Healthy Eating Workshop- South American Foods.

The traditional Latin diet is simple and healthy; it is full of fresh fruits and vegetables, beans, and one-dish meals. In Latin cultures, meals are occasions for friends and family members to come together and enjoy each other’s company. In today’s healthy cooking class the students prepared a traditional Peruvian dish called Palta Rellena, or “stuffed avocado”.

What’s so good about it?

Avocados are nutrient dense, low in carbohydrates, high in fibre, antioxidants and healthy mono-unsaturated fats that are anti-inflammatory to the body.
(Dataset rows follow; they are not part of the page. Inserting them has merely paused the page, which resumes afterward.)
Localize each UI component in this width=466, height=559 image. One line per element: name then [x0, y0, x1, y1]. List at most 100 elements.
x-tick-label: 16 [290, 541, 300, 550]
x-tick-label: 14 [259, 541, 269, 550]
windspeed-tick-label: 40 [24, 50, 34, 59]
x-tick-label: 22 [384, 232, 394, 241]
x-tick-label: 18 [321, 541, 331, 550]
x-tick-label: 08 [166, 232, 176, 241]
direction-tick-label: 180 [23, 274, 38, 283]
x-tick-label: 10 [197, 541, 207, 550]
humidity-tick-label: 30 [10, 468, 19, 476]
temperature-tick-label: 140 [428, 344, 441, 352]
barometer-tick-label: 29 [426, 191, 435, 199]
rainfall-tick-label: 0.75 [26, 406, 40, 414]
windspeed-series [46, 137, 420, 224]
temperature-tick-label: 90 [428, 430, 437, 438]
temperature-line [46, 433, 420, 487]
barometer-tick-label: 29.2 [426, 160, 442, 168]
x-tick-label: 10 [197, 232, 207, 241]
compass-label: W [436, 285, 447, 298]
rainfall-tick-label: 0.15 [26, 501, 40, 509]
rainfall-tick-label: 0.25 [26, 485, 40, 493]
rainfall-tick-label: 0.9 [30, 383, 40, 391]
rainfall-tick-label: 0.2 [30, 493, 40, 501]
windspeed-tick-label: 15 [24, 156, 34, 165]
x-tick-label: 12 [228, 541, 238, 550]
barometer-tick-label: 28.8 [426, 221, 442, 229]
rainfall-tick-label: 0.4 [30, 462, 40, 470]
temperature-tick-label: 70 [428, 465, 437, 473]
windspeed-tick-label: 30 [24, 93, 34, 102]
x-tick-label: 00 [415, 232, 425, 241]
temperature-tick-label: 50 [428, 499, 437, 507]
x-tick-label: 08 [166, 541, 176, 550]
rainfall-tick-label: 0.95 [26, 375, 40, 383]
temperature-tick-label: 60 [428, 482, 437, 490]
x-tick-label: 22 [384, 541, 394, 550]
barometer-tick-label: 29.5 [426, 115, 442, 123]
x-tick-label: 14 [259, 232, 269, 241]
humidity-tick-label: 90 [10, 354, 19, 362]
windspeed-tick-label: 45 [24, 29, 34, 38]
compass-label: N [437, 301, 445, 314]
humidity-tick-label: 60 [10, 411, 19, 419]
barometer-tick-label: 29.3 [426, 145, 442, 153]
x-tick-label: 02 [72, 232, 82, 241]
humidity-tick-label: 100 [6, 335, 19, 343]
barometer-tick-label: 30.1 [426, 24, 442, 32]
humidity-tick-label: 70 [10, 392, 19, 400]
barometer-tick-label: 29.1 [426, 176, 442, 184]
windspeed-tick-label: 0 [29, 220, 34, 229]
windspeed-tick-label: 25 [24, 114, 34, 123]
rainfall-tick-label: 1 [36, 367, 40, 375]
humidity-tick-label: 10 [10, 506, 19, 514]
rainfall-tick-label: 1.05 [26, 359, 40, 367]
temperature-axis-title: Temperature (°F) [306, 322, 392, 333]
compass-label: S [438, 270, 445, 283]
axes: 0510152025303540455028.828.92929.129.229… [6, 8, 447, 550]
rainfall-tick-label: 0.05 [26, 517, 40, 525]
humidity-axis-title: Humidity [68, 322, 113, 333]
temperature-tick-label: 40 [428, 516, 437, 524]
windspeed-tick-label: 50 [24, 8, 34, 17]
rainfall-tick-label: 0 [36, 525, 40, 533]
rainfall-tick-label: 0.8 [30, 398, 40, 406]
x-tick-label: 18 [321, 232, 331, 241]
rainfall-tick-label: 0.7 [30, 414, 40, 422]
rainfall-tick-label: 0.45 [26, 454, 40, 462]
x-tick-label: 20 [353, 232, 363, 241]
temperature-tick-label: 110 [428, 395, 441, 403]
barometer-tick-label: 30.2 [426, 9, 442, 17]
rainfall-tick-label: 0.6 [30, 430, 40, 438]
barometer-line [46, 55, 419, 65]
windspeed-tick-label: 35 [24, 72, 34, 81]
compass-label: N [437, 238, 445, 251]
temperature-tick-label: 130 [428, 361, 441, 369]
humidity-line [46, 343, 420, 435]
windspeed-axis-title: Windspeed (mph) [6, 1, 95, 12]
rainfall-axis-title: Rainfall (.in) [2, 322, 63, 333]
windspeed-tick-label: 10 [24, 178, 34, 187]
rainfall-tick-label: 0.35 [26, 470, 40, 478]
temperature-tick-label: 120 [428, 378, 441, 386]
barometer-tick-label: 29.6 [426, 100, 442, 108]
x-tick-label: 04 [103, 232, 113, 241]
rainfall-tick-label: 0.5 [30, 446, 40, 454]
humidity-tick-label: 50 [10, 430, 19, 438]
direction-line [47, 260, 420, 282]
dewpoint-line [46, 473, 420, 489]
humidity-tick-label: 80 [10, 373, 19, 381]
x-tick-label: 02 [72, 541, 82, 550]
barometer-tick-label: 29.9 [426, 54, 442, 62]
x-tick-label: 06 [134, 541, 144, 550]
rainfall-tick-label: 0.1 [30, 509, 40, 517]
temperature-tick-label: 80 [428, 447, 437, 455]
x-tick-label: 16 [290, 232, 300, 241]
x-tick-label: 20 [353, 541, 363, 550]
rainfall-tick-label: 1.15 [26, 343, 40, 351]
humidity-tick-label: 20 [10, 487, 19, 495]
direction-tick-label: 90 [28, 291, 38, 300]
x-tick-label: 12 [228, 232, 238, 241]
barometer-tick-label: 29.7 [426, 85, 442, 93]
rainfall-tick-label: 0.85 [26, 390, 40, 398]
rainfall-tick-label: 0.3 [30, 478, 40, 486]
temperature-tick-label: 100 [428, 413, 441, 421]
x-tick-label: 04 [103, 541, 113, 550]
A number of age-related diseases have been linked to inflammation, including obesity, cancer, type 2 diabetes, atherosclerosis, arthritis, osteoporosis, depression and dementia. Eating plenty of fresh fruits and vegetables, reducing saturated fats from animal sources, and choosing good oils coming from omega-3 and oleic sources — such as fish, linseeds, avocado, olives and almonds — are steps in the right direction.

After cooking, preparing and plating the dish the students sat together and enjoyed each others company 🙂





1 cup cooked chicken breast, chopped

1 small shallot, diced

1 stalk celery, diced

2 tbsp dried currants

2 tbsp sliced almond, toasted

1 tbsp parsley, chopped

1/4 mayonnaise

1 tbsp balsamic vinegar

salt & pepper

2 ripe avocados, halved, pitted and skins removed


1. To make the chicken salad, combine chicken, shallot, celery, currants, toasted almond, parsley, mayonnaise and blasamic vinegar in a bowl and mix until ingredients are evenly coated. Season with salt and pepper.
2. Scoop chicken salad into avocado halves. Garnish with additional parsley and serve.